Coma and respiratory depression may occur with prolonged, high-level exposure (i.e., above 2,000 ppm). Serious ventricular arrhythmias can develop up to 24 hours after large TCE ingestions (Agency for Toxic Substances and Disease Registry 1997).

Effects from ingestion include:

  • abdominal pain
  • circulatory collapse
  • diarrhea
  • dizziness
  • dysphagia
  • dysrhythmias
  • hallucinations or distorted perceptions
  • headache
  • incoordination
  • jaundice
  • nausea
  • paresthesia
  • partial paralysis
  • somnolence
  • vomiting

The main systemic response is CNS depression (Meditext 2004).

TCE is a skin irritant and may cause defatting dermatitis of the skin. Scleroderma has been linked with TCE exposure. Dermal absorption is not likely to be significant if dermatitis is prevented. Vasodilation and malaise (‘degreasers flush’) recur in workers who drink ethanol after exposure to TCE (Meditext 2004).

After any type of acute exposure, the clinician should keep in mind that:

  • because respiratory depression is the most common serious sequela of acute TCE exposure, the adequacy of ventilation should be carefully assessed,
  • because of possible arrhythmias, patients with preexisting cardiovascular disease should be monitored by continuous electrocardiogram and frequent evaluation of vital signs, and
  • because hepatic injury may occur, liver function tests should be performed.

Chronic Exposure

The symptoms seen in humans in cases of long-term exposure were similar to those seen in acute exposure, but occurred in more extreme and persistent forms (Kleinfeld and Tabershaw 1954; Fan 1988).

Reported neurological effects associated with chronic workplace exposure to TCE have included nonspecific symptoms such as:

  • ataxia,
  • decreased appetite
  • dizziness
  • emotional instability
  • fatigue,
  • headache,
  • impaired judgment
  • memory loss
  • sleep disturbances
  • weakness

WHO (1985) noted that chronic effects such as disturbance of the nervous system can occur following prolonged exposure to TCE concentrations of about 100 ppm (WHO 1985).

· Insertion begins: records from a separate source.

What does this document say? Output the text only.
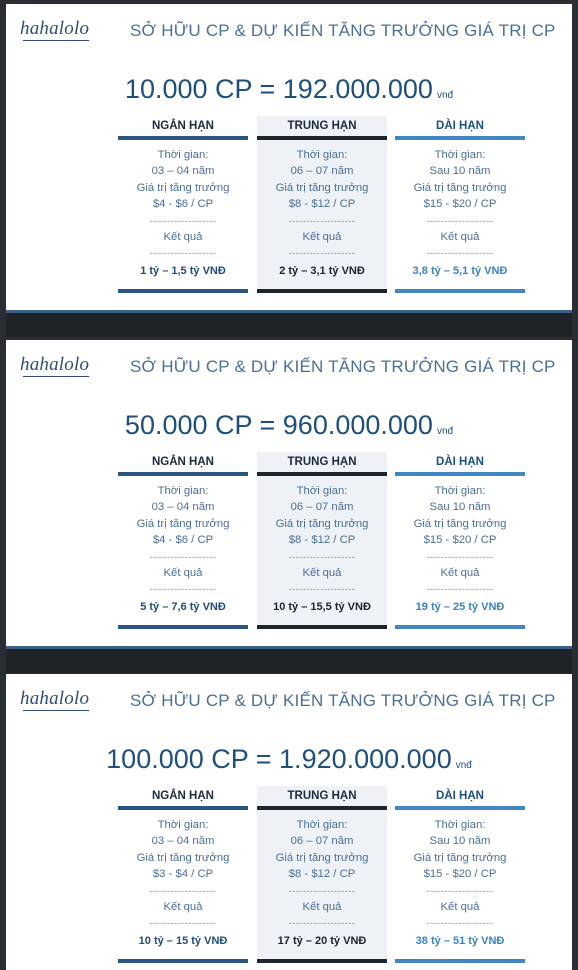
hahalolo SỞ HỮU CP & DỰ KIẾN TĂNG TRƯỞNG GIÁ TRỊ CP
10.000 CP = 192.000.000 vnđ
NGẮN HẠN
Thời gian:
03 – 04 năm
Giá trị tăng trưởng
$4 - $6 / CP
-------------------
Kết quả
-------------------
1 tỷ – 1,5 tỷ VNĐ
TRUNG HẠN
Thời gian:
06 – 07 năm
Giá trị tăng trưởng
$8 - $12 / CP
-------------------
Kết quả
-------------------
2 tỷ – 3,1 tỷ VNĐ
DÀI HẠN
Thời gian:
Sau 10 năm
Giá trị tăng trưởng
$15 - $20 / CP
-------------------
Kết quả
-------------------
3,8 tỷ – 5,1 tỷ VNĐ
hahalolo SỞ HỮU CP & DỰ KIẾN TĂNG TRƯỞNG GIÁ TRỊ CP
50.000 CP = 960.000.000 vnđ
NGẮN HẠN
Thời gian:
03 – 04 năm
Giá trị tăng trưởng
$4 - $6 / CP
-------------------
Kết quả
-------------------
5 tỷ – 7,6 tỷ VNĐ
TRUNG HẠN
Thời gian:
06 – 07 năm
Giá trị tăng trưởng
$8 - $12 / CP
-------------------
Kết quả
-------------------
10 tỷ – 15,5 tỷ VNĐ
DÀI HẠN
Thời gian:
Sau 10 năm
Giá trị tăng trưởng
$15 - $20 / CP
-------------------
Kết quả
-------------------
19 tỷ – 25 tỷ VNĐ
hahalolo SỞ HỮU CP & DỰ KIẾN TĂNG TRƯỞNG GIÁ TRỊ CP
100.000 CP = 1.920.000.000 vnđ
NGẮN HẠN
Thời gian:
03 – 04 năm
Giá trị tăng trưởng
$3 - $4 / CP
-------------------
Kết quả
-------------------
10 tỷ – 15 tỷ VNĐ
TRUNG HẠN
Thời gian:
06 – 07 năm
Giá trị tăng trưởng
$8 - $12 / CP
-------------------
Kết quả
-------------------
17 tỷ – 20 tỷ VNĐ
DÀI HẠN
Thời gian:
Sau 10 năm
Giá trị tăng trưởng
$15 - $20 / CP
-------------------
Kết quả
-------------------
38 tỷ – 51 tỷ VNĐ
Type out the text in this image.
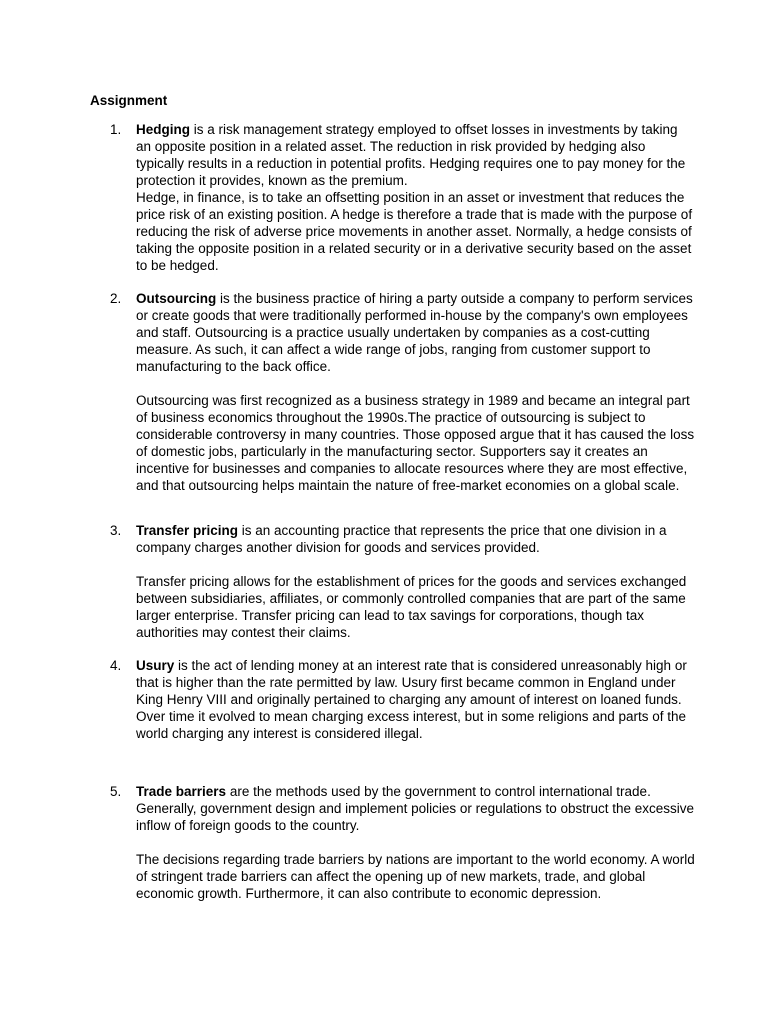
Assignment
1. Hedging is a risk management strategy employed to offset losses in investments by taking an opposite position in a related asset. The reduction in risk provided by hedging also typically results in a reduction in potential profits. Hedging requires one to pay money for the protection it provides, known as the premium.

Hedge, in finance, is to take an offsetting position in an asset or investment that reduces the price risk of an existing position. A hedge is therefore a trade that is made with the purpose of reducing the risk of adverse price movements in another asset. Normally, a hedge consists of taking the opposite position in a related security or in a derivative security based on the asset to be hedged.

2. Outsourcing is the business practice of hiring a party outside a company to perform services or create goods that were traditionally performed in-house by the company's own employees and staff. Outsourcing is a practice usually undertaken by companies as a cost-cutting measure. As such, it can affect a wide range of jobs, ranging from customer support to manufacturing to the back office.

Outsourcing was first recognized as a business strategy in 1989 and became an integral part of business economics throughout the 1990s.The practice of outsourcing is subject to considerable controversy in many countries. Those opposed argue that it has caused the loss of domestic jobs, particularly in the manufacturing sector. Supporters say it creates an incentive for businesses and companies to allocate resources where they are most effective, and that outsourcing helps maintain the nature of free-market economies on a global scale.

3. Transfer pricing is an accounting practice that represents the price that one division in a company charges another division for goods and services provided.

Transfer pricing allows for the establishment of prices for the goods and services exchanged between subsidiaries, affiliates, or commonly controlled companies that are part of the same larger enterprise. Transfer pricing can lead to tax savings for corporations, though tax authorities may contest their claims.

4. Usury is the act of lending money at an interest rate that is considered unreasonably high or that is higher than the rate permitted by law. Usury first became common in England under King Henry VIII and originally pertained to charging any amount of interest on loaned funds. Over time it evolved to mean charging excess interest, but in some religions and parts of the world charging any interest is considered illegal.

5. Trade barriers are the methods used by the government to control international trade. Generally, government design and implement policies or regulations to obstruct the excessive inflow of foreign goods to the country.

The decisions regarding trade barriers by nations are important to the world economy. A world of stringent trade barriers can affect the opening up of new markets, trade, and global economic growth. Furthermore, it can also contribute to economic depression.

Although some CNS symptoms may disappear within several weeks after cessation of exposure, other CNS adverse health effects such as memory loss and mood swings may persist in persons who have been exposed to TCE for long periods (Agency for Toxic Substances and Disease Registry 1997).

Persistent neurological symptoms suggest the possibility of psychiatric disorders and also prompt a search for exposure to neurotoxicants, such as alcohol and other drugs of abuse.

Key Points
  • TCE exposure produces no unique clinical clues.
  • Respiratory depression can result from acute, high-dose TCE exposure.
  • At permissible workplace levels, CNS symptoms of TCE exposure are usually nonspecific and transient.